At this time university owned ipads and tablets are not required to be enrolled in the device management systems but it is HIGHLY RECOMMEND. These tools give management and security features that you otherwise wouldn't have if they aren't enrolled. Often, if a user signs into their own personal account on those devices, they are locked after that individual leaves the university, blocking access or re-assignment to someone else. (There are boxes of bricked devices at surplus that they can't sell.) There is a $10/year charge for enrolling mobile devices, please have your Desktop support submit the necessary license request on the Software Licensing Store.
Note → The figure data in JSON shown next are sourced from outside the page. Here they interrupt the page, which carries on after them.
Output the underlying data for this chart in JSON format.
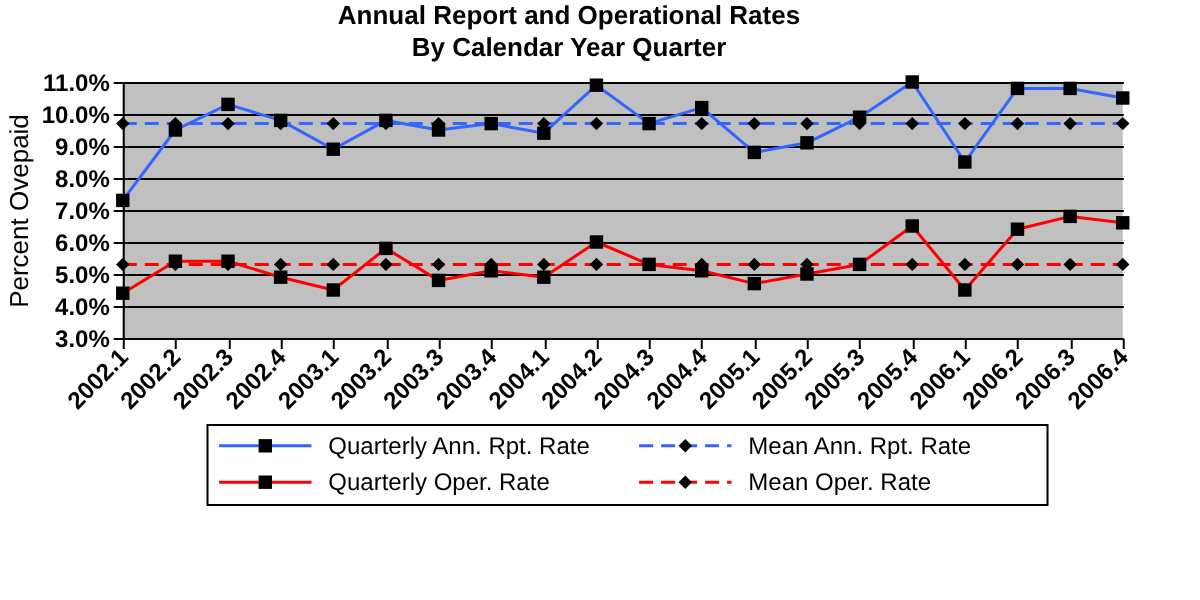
{
  "chart_data": {
    "type": "line",
    "title": "Annual Report and Operational Rates",
    "subtitle": "By Calendar Year Quarter",
    "ylabel": "Percent Ovepaid",
    "categories": [
      "2002.1",
      "2002.2",
      "2002.3",
      "2002.4",
      "2003.1",
      "2003.2",
      "2003.3",
      "2003.4",
      "2004.1",
      "2004.2",
      "2004.3",
      "2004.4",
      "2005.1",
      "2005.2",
      "2005.3",
      "2005.4",
      "2006.1",
      "2006.2",
      "2006.3",
      "2006.4"
    ],
    "series": [
      {
        "name": "Quarterly Ann. Rpt. Rate",
        "color": "#3366ff",
        "marker": "square",
        "line_style": "solid",
        "values": [
          7.3,
          9.5,
          10.3,
          9.8,
          8.9,
          9.8,
          9.5,
          9.7,
          9.4,
          10.9,
          9.7,
          10.2,
          8.8,
          9.1,
          9.9,
          11.0,
          8.5,
          10.8,
          10.8,
          10.5
        ]
      },
      {
        "name": "Mean Ann. Rpt. Rate",
        "color": "#3366ff",
        "marker": "diamond",
        "line_style": "dashed",
        "values": [
          9.7,
          9.7,
          9.7,
          9.7,
          9.7,
          9.7,
          9.7,
          9.7,
          9.7,
          9.7,
          9.7,
          9.7,
          9.7,
          9.7,
          9.7,
          9.7,
          9.7,
          9.7,
          9.7,
          9.7
        ]
      },
      {
        "name": "Quarterly Oper. Rate",
        "color": "#ff0000",
        "marker": "square",
        "line_style": "solid",
        "values": [
          4.4,
          5.4,
          5.4,
          4.9,
          4.5,
          5.8,
          4.8,
          5.1,
          4.9,
          6.0,
          5.3,
          5.1,
          4.7,
          5.0,
          5.3,
          6.5,
          4.5,
          6.4,
          6.8,
          6.6
        ]
      },
      {
        "name": "Mean Oper. Rate",
        "color": "#ff0000",
        "marker": "diamond",
        "line_style": "dashed",
        "values": [
          5.3,
          5.3,
          5.3,
          5.3,
          5.3,
          5.3,
          5.3,
          5.3,
          5.3,
          5.3,
          5.3,
          5.3,
          5.3,
          5.3,
          5.3,
          5.3,
          5.3,
          5.3,
          5.3,
          5.3
        ]
      }
    ],
    "ylim": [
      3,
      11
    ],
    "yticks": [
      {
        "value": 3,
        "label": "3.0%"
      },
      {
        "value": 4,
        "label": "4.0%"
      },
      {
        "value": 5,
        "label": "5.0%"
      },
      {
        "value": 6,
        "label": "6.0%"
      },
      {
        "value": 7,
        "label": "7.0%"
      },
      {
        "value": 8,
        "label": "8.0%"
      },
      {
        "value": 9,
        "label": "9.0%"
      },
      {
        "value": 10,
        "label": "10.0%"
      },
      {
        "value": 11,
        "label": "11.0%"
      }
    ],
    "grid": "y",
    "legend": "bottom"
  }
}
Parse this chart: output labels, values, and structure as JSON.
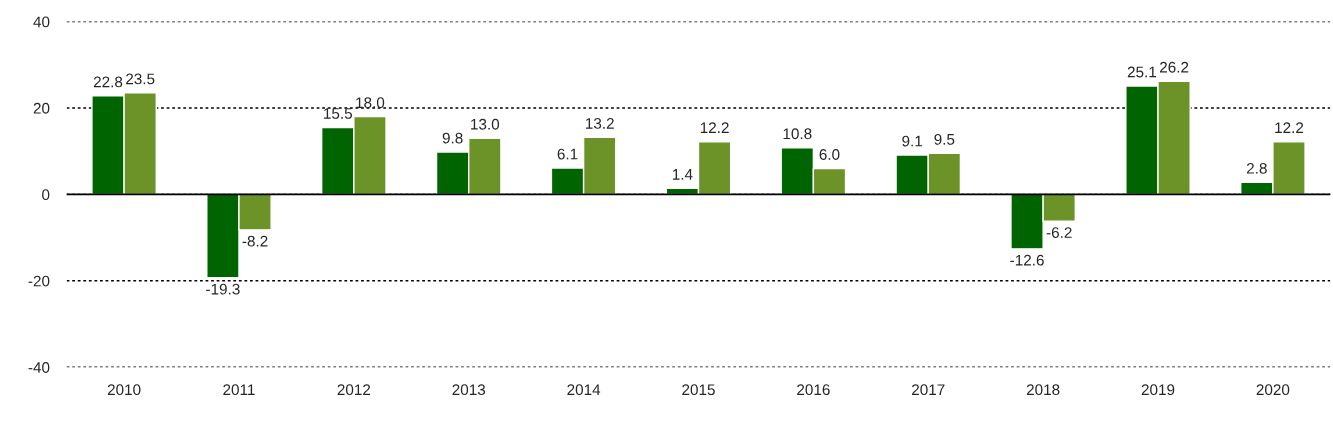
{
  "chart_data": {
    "type": "bar",
    "categories": [
      "2010",
      "2011",
      "2012",
      "2013",
      "2014",
      "2015",
      "2016",
      "2017",
      "2018",
      "2019",
      "2020"
    ],
    "series": [
      {
        "color": "#006400",
        "values": [
          22.8,
          -19.3,
          15.5,
          9.8,
          6.1,
          1.4,
          10.8,
          9.1,
          -12.6,
          25.1,
          2.8
        ],
        "value_labels": [
          "22.8",
          "-19.3",
          "15.5",
          "9.8",
          "6.1",
          "1.4",
          "10.8",
          "9.1",
          "-12.6",
          "25.1",
          "2.8"
        ]
      },
      {
        "color": "#6b9328",
        "values": [
          23.5,
          -8.2,
          18.0,
          13.0,
          13.2,
          12.2,
          6.0,
          9.5,
          -6.2,
          26.2,
          12.2
        ],
        "value_labels": [
          "23.5",
          "-8.2",
          "18.0",
          "13.0",
          "13.2",
          "12.2",
          "6.0",
          "9.5",
          "-6.2",
          "26.2",
          "12.2"
        ]
      }
    ],
    "ylim": [
      -40,
      40
    ],
    "yticks": [
      -40,
      -20,
      0,
      20,
      40
    ],
    "grid": "y",
    "ref_lines": [
      {
        "axis": "y",
        "value": 0,
        "color": "#000000",
        "line_style": "solid"
      }
    ]
  }
}
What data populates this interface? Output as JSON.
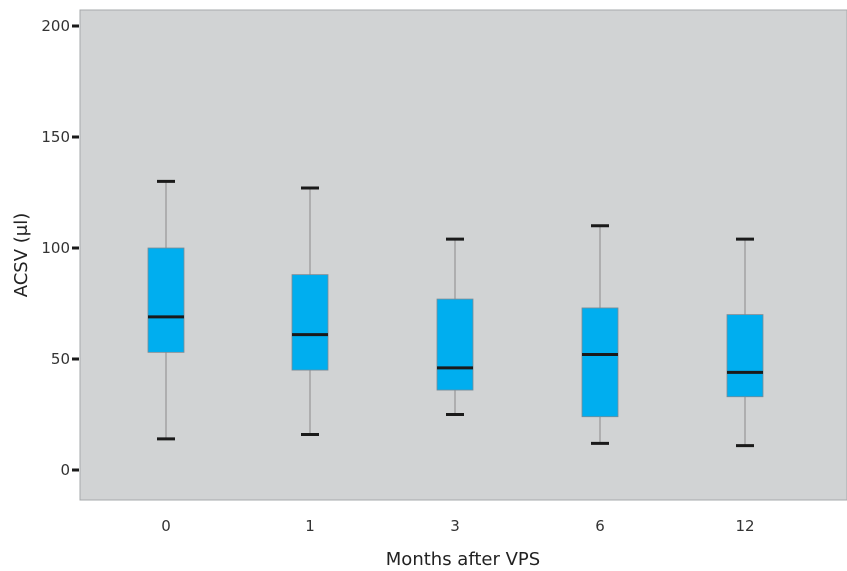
{
  "chart_data": {
    "type": "box",
    "xlabel": "Months after VPS",
    "ylabel": "ACSV (μl)",
    "ylim": [
      0,
      200
    ],
    "yticks": [
      0,
      50,
      100,
      150,
      200
    ],
    "categories": [
      "0",
      "1",
      "3",
      "6",
      "12"
    ],
    "boxes": [
      {
        "category": "0",
        "whisker_low": 14,
        "q1": 53,
        "median": 69,
        "q3": 100,
        "whisker_high": 130
      },
      {
        "category": "1",
        "whisker_low": 16,
        "q1": 45,
        "median": 61,
        "q3": 88,
        "whisker_high": 127
      },
      {
        "category": "3",
        "whisker_low": 25,
        "q1": 36,
        "median": 46,
        "q3": 77,
        "whisker_high": 104
      },
      {
        "category": "6",
        "whisker_low": 12,
        "q1": 24,
        "median": 52,
        "q3": 73,
        "whisker_high": 110
      },
      {
        "category": "12",
        "whisker_low": 11,
        "q1": 33,
        "median": 44,
        "q3": 70,
        "whisker_high": 104
      }
    ],
    "grid": false,
    "colors": {
      "panel_background": "#d1d3d4",
      "box_fill": "#00aeef",
      "median_line": "#1a1a1a",
      "whisker_line": "#8a8a8a",
      "cap": "#1a1a1a"
    }
  }
}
This costs is covered if you have a support agreement with the IT Service Desk.
What about servers?
While this initiative is primarily focused on USU-owned desktop and laptop computers, it does not exempt the requirement of ensuring that servers are professionally and securely managed. Work directly with your assigned IT support staff to evaluate and investigate options for compliant server administration.
Can we purchase non-standard configurations for computers using approved methods?
YES, Work with IT to find a way to meet needs. We should be able to provide any equipment needed or verify compatibility with our systems.
Is remote login still supported?
Yes, though being connected to the USU VPN first is required. Remote login protocols, especially Windows Remote Desktop Services (RDS), are highly vulnerable to compromise and so should be carefully managed, always patched, and tightly IP address limited at the host service level.